L’ultimo messaggio di “Anna”

La donna ha voluto lasciare un messaggio: «Anna” è il nome che avevo scelto e, per il rispetto della privacy della mia famiglia, resterò “Anna”. Ho amato con tutta me stessa la vita, i miei cari e con la stessa intensità ho resistito in un corpo non più mio. Ho pero’ deciso di porre fine alle sofferenze che provo perché oramai sono davvero intollerabili. Voglio ringraziare chi mi ha aiutato a fare rispettare la mia volonta’, la mia famiglia che mi e’ stata vicina fino all’ultimo. Io oggi sono libera, sarebbe stata una vera tortura non avere la liberta’ di poter scegliere».

Luca Coscioni: «Il diritto si sta faticosamente affermando»

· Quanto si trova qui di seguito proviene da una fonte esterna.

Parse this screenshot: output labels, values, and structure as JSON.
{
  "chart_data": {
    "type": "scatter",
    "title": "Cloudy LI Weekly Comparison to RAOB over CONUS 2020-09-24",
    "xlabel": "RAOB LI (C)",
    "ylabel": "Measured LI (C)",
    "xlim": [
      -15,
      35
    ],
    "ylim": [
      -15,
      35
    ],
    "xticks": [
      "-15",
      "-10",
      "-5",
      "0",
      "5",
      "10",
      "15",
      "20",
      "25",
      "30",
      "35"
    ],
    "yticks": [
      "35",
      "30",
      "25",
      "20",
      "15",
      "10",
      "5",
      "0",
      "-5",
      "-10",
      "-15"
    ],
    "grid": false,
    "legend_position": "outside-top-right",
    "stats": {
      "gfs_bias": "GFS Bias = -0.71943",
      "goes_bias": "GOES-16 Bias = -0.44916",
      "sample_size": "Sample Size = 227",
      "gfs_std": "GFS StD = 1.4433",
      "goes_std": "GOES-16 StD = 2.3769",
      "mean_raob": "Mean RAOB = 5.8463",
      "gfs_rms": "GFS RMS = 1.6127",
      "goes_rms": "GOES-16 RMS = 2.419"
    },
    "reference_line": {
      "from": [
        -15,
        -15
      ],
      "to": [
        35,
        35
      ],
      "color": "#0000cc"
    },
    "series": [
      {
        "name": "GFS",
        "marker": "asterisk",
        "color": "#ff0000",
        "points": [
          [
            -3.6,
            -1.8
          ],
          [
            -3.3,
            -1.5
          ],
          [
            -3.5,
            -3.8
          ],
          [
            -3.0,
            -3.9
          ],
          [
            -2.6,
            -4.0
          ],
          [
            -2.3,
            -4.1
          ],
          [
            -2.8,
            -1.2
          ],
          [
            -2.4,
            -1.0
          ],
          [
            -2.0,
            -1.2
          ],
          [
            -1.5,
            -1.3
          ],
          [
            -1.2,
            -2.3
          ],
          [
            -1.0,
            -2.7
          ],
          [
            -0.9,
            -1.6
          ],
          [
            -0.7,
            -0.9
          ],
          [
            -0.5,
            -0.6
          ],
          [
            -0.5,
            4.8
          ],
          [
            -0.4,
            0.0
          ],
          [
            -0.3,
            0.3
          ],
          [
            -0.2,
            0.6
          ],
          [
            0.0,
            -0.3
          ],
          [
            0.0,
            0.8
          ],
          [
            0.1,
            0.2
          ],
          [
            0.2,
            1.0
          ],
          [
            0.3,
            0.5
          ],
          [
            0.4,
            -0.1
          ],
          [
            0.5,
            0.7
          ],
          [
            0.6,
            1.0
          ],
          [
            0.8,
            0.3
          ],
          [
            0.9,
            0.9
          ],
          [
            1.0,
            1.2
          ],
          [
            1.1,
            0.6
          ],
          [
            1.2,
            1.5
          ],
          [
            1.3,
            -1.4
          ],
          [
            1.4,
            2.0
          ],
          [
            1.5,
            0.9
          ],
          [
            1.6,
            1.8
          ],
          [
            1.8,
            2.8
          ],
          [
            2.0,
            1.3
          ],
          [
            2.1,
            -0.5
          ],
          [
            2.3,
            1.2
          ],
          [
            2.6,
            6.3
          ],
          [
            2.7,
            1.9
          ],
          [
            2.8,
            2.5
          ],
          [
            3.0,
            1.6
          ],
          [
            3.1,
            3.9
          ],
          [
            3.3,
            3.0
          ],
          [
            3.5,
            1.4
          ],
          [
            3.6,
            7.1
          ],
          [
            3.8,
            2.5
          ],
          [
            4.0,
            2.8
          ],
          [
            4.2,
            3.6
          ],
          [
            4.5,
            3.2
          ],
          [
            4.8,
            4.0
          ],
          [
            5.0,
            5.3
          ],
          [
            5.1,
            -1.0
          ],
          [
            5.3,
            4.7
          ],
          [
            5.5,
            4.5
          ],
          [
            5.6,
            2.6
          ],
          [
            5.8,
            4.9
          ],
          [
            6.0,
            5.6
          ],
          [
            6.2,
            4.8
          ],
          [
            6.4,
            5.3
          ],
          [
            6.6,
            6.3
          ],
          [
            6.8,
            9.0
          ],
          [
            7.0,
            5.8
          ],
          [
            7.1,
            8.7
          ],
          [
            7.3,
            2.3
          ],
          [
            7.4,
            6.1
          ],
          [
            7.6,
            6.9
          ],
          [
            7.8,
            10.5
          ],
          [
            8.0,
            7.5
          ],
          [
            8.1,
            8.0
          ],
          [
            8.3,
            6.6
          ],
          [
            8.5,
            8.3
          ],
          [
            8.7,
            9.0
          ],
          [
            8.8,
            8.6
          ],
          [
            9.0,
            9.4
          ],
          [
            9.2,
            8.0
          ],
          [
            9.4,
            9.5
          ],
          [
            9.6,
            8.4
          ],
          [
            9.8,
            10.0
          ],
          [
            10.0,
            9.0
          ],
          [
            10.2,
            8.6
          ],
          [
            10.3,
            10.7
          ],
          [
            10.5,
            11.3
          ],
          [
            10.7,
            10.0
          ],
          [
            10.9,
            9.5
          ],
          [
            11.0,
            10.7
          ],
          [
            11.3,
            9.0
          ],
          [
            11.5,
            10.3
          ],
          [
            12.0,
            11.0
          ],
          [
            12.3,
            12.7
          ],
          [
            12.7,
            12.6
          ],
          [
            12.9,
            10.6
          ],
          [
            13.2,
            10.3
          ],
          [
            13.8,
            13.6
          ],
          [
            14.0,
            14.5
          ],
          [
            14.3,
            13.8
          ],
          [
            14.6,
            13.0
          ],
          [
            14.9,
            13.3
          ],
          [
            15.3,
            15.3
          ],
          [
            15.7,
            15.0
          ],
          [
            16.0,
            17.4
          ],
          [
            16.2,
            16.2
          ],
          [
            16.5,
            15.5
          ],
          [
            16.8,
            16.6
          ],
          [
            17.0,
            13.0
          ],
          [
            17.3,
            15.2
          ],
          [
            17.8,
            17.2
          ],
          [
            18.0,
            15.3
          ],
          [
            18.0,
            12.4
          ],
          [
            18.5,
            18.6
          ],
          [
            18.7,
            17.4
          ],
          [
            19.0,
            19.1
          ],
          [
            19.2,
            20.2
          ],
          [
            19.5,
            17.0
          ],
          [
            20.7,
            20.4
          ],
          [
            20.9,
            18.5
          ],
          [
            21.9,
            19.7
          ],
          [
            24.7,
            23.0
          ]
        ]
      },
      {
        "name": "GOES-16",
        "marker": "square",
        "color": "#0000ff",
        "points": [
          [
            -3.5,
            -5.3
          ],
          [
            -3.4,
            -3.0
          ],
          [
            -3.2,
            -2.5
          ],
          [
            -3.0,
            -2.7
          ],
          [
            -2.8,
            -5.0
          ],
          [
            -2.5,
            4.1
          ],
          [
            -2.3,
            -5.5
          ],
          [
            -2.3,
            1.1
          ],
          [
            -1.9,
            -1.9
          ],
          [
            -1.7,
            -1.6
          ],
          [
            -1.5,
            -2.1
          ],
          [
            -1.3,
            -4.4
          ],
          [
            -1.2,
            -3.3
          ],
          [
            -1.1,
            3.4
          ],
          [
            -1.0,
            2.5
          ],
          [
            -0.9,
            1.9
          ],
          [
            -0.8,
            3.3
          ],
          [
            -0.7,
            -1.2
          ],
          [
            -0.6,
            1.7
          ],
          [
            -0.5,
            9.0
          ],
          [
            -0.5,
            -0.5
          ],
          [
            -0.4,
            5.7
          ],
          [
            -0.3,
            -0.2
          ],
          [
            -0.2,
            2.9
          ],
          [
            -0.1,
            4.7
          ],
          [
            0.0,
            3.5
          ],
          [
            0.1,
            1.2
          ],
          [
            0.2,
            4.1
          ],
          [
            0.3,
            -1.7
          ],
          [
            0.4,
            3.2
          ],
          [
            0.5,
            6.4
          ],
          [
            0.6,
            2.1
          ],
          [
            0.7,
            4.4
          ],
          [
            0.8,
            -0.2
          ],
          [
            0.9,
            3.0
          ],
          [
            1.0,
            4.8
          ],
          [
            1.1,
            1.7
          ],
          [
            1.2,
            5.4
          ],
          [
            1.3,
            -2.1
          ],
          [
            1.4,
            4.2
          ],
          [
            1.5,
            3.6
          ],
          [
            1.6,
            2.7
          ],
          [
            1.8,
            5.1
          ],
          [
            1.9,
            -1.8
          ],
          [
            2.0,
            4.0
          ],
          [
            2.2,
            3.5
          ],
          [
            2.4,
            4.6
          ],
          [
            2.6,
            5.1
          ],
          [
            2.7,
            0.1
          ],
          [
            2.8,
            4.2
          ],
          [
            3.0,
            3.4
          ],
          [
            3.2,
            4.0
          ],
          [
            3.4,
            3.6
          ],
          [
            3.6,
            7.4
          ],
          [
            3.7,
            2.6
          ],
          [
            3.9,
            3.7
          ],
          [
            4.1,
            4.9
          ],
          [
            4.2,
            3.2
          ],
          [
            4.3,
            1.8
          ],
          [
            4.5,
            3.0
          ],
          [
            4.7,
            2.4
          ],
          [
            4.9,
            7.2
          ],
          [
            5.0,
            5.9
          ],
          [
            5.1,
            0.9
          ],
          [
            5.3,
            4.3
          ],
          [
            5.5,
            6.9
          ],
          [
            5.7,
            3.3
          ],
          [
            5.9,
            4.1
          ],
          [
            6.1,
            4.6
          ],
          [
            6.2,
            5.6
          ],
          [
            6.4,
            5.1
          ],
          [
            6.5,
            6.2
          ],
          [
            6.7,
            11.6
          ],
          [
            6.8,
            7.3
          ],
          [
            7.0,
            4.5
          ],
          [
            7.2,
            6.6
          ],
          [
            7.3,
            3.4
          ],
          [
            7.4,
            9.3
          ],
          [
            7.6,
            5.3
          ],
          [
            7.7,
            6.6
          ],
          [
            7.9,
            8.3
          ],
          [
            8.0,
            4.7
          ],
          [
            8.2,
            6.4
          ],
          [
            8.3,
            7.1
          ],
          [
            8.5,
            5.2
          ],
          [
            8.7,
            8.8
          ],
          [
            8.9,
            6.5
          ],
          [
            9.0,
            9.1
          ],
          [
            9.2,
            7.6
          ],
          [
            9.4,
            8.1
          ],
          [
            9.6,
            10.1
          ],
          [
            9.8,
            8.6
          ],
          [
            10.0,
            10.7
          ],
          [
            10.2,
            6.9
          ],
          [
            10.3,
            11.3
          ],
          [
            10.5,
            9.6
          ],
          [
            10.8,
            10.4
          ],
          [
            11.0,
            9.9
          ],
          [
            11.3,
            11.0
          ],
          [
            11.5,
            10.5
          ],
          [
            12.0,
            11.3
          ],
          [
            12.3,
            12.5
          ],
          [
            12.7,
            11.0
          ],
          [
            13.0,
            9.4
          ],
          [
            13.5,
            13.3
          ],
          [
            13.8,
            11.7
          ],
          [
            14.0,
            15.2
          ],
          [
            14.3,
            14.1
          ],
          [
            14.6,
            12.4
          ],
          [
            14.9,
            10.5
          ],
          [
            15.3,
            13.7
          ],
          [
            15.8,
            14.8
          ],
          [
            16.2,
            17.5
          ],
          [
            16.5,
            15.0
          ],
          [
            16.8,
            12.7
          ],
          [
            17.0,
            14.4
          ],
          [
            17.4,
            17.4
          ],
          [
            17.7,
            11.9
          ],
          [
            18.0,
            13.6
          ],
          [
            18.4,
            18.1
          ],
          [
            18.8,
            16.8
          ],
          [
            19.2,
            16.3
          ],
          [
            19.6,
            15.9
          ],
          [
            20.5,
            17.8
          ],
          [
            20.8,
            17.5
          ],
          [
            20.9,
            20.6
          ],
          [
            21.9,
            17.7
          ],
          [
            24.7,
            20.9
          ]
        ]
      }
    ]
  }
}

«Il diritto di scelta alla fine della vita – dichiara Marco Cappato, tesoriere dell’Associazione Luca Coscioni – si sta faticosamente affermando, nonostante ostruzionismi e resistenze ideologiche che sono sempre piu’ lontane dal sentire popolare, come dimostra anche il recente sondaggio ‘Osservatorio sul Nord Est’ pubblicato dal Gazzettino, secondo cui oltre otto persone su dieci (82%) si dichiarano d’accordo con l’idea che “quando una persona ha una malattia incurabile, e vive con gravi sofferenze fisiche, è giusto che i medici possano aiutarla a morire se il paziente lo richiede”. Il dato è confermato su tutto il territorio nazionale anche da una seconda rilevazione, questa volta curata dal Censis. Anche in questo caso i favorevoli sono la maggioranza: il 74% degli intervistati (80% degli elettori di FDI, 79% della Lega, 86% di Forza Italia, 83% del M5S, 88% del PD). Ora occorre lavorare sui tempi. Non deve più essere consentito di far attendere quasi un anno fra sofferenze intollerabili e condizioni che peggiorano con il rischio – come stava accadendo ad ‘Anna’ – di perdere le ultime forze necessarie per l’autosomministrazione del farmaco letale».